Arabelle seethed as she yanked at the door handle, fully aware her attempts were futile. She gave up and tugged at her skirt to get it to cover the indecent amount of thigh she already showed and that just made her madder.
“Arg,” she cried in utter defeat as she watched him come around the car calm, unaffected, and cold while she was a heaving hot volcano of a mess.
“Let me out of this car immediately, you imbecile.”
“You were supposed to arrive at my house this afternoon, as I instructed,” he said, sliding his body into the driver’s seat of the sports car. She knew nothing about cars, but she did know this one would undoubtedly cost millions.
Pretty much what he had paid her father for her and for the life of her she couldn’t understand why he would do that, marry someone he hadn’t met and knew nothing about, when just by looking at him he could find any woman he wanted in the whole world.
“And I said I would show up for marriage duty tomorrow at nine in the morning.”
Yes, her father had informed her that Silas Knight expected her to arrive at his home at four that afternoon. He would send a car earlier for her with a few of his staff who would pack up her things for her.

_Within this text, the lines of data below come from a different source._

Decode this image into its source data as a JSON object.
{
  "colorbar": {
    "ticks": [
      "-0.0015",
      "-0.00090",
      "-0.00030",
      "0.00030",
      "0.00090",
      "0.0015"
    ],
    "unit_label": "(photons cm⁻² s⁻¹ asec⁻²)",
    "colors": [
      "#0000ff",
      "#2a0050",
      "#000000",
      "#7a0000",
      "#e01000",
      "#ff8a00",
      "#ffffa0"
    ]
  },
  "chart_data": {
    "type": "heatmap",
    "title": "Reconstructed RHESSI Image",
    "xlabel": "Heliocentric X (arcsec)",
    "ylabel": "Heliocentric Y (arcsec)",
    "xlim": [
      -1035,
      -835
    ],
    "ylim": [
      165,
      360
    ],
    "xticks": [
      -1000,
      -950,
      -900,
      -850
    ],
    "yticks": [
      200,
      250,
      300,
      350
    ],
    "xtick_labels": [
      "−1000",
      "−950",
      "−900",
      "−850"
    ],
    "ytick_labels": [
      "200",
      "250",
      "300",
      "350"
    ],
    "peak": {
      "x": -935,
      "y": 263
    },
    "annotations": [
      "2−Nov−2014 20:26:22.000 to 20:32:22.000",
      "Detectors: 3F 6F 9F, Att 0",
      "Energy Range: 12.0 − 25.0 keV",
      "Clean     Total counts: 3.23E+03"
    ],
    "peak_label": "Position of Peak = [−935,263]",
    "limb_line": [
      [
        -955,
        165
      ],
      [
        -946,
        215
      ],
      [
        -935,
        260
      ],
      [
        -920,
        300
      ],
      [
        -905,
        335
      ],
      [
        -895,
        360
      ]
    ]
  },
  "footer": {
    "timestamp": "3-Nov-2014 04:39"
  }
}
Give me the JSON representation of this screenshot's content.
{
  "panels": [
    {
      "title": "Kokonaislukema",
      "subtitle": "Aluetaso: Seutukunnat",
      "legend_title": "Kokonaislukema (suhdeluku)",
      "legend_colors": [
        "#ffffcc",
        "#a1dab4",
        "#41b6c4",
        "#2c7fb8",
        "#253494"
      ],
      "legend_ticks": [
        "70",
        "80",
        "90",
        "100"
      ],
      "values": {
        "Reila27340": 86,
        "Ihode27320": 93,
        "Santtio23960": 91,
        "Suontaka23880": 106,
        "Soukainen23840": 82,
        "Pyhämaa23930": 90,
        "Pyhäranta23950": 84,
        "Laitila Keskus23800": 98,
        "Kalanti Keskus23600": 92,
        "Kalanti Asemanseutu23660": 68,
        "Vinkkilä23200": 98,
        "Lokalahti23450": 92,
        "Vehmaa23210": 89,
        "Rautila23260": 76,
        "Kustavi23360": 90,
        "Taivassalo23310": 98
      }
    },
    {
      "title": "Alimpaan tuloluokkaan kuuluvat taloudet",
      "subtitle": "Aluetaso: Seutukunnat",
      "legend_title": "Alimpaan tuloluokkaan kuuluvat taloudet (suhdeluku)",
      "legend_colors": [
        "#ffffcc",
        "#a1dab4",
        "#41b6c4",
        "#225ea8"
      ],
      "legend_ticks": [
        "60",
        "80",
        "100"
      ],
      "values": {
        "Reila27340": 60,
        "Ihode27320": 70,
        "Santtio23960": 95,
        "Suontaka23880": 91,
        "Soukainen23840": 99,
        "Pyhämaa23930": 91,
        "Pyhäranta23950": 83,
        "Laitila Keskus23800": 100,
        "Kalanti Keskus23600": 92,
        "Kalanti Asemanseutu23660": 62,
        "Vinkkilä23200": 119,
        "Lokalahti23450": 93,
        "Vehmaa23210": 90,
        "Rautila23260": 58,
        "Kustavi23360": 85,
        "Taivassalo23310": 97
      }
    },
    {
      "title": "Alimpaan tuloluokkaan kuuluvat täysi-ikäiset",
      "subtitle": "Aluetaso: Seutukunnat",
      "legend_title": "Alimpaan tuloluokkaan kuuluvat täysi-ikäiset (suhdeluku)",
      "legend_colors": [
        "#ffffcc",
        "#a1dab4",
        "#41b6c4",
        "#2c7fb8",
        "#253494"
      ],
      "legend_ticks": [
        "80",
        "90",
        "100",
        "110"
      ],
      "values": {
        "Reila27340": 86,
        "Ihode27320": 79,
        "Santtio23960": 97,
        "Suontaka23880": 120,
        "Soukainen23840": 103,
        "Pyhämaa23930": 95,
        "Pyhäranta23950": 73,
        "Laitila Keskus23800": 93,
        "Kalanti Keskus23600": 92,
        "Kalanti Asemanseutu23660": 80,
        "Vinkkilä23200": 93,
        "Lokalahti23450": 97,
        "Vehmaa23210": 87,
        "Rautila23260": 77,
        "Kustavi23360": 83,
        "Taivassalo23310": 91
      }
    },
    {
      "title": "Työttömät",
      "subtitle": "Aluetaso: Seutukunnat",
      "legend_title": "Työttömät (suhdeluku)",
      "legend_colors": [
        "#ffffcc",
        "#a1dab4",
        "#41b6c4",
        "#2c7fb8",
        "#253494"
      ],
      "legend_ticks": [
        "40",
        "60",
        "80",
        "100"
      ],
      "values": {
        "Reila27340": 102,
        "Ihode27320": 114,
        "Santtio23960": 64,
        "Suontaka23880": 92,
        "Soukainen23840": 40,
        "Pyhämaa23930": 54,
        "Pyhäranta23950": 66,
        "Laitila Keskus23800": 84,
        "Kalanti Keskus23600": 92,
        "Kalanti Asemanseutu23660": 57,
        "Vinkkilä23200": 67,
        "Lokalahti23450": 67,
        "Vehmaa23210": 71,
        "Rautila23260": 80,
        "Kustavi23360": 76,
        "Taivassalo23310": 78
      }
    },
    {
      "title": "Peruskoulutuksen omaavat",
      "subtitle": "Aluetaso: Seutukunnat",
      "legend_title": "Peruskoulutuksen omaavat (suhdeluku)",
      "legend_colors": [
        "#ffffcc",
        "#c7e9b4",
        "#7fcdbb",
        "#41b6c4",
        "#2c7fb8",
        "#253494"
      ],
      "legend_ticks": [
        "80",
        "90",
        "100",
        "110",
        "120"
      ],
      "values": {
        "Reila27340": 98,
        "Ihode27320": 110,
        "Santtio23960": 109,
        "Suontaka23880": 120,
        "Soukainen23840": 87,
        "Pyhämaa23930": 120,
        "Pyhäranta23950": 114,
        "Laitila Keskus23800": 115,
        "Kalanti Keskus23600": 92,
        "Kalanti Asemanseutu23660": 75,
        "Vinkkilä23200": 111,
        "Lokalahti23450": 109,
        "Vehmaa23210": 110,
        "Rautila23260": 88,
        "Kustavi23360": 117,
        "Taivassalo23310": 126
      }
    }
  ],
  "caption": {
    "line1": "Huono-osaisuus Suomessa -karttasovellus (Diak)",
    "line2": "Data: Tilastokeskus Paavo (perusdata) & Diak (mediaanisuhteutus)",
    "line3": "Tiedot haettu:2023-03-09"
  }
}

With her whole life falling apart, she felt she needed this one moment to rebel and promptly told her father she would get to his house in her own car, after having packed her own things but it would only be at nine the next morning. Her father had of course warned her that defying a man like Silas Knight would not end well for her. Well too bad for him, she had silently retorted.
“I make the rules,” he replied. “You obey them.” He drove off at a speed that should have frightened her and yet the confident manner in which he handled the vehicle comforted her as well that she wasn’t going to die.
“I won’t,” she said stubbornly, folding her arms over her chest. “Also what are you ancient?”
“I’m thirty-two years old,” he said in a matter-of-fact tone.
“Well you could have fooled me with your archaic ideas and all,” she muttered.
She remained silent for a moment mostly because she worried, she might suffocate. His entire presence made it hard for her to breathe and the tight confines of his car didn’t help much.
She made the mistake of looking at his hands on the wheel. The tattoos on his knuckles, the rings, his long fingers, and she knew his palm was littered with callouses too. She shifted in her seat and hated that her panties were still embarrassingly wet and that he had touched her. He would have known.
Determined not to dwell on it, if only to save herself from more mental shame, she took a deep breath and asked her next question.
“Where are you taking me to?”
“Home.”
“My home?”
“Mine.”
“But I need to go home. I don’t have any of my stuff. I need my clothes.”
“It’s already been packed and delivered to my house.”
“Why are you doing this?”
“What?
“Why did you pay my father to marry me? You don’t even know me.”
He didn’t answer her and when she glanced at his profile, she caught the ripple in his jaw, and his coldness toward her increased even more.
It was clear he didn’t want her, so why did he marry her?